Laurene Powell Jobs's Emerson Collective has agreed to acquire a majority stake in the Atlantic, the iconic political and cultural magazine that has also become a force in digital publishing.
Powell Jobs, the 53-year-old widow of Apple co-founder Steve Jobs, is buying the stake from Atlantic Media Chairman David Bradley, who will remain a minority owner, the publication said Friday.
Bradley, 64, will continue to own Atlantic Media's other brands, including the National Journal, Government Executive and the digital business-focused publication Quartz.
Through Emerson, Powell Jobs has focused on philanthropy, socially conscious investing, and media, including funding for Anonymous Content, a talent-management company behind the films "The Revenant" and "Spotlight," and Within, a virtual-reality entertainment startup. Her net worth is valued at $18.2 billion, according to the Bloomberg Billionaires Index.
Emerson will probably eventually take full ownership of the Atlantic, along with its related consulting and live-events operations, the magazine said. Terms of the deal weren't disclosed.
Powell Jobs follows other luminaries from the tech world who have made forays into the old-guard publishing business, where they've had varying degrees of success, with the industry struggling to compete for advertising revenue in the era of Google and Facebook Inc. Chris Hughes, a Facebook co-founder, acquired a majority stake in the New Republic in 2012, then sold it last year after a turbulent run that included cutting production in half.

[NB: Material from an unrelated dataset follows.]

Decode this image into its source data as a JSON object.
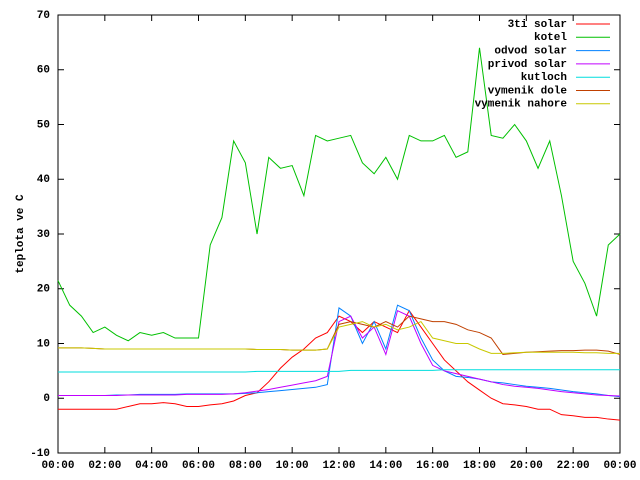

Amazon CEO Jeff Bezos acquired the Washington Post in 2013 for $250 million. He's presided over an era of climbing digital subscriptions and renewed journalistic ambition, competing toe to toe with the New York Times for scoops about the Trump administration.
In a statement, Powell Jobs also hinted she wanted to support strong journalism, saying her goal was to "ensure that the Atlantic continues to fulfill its critical mission at this critical time."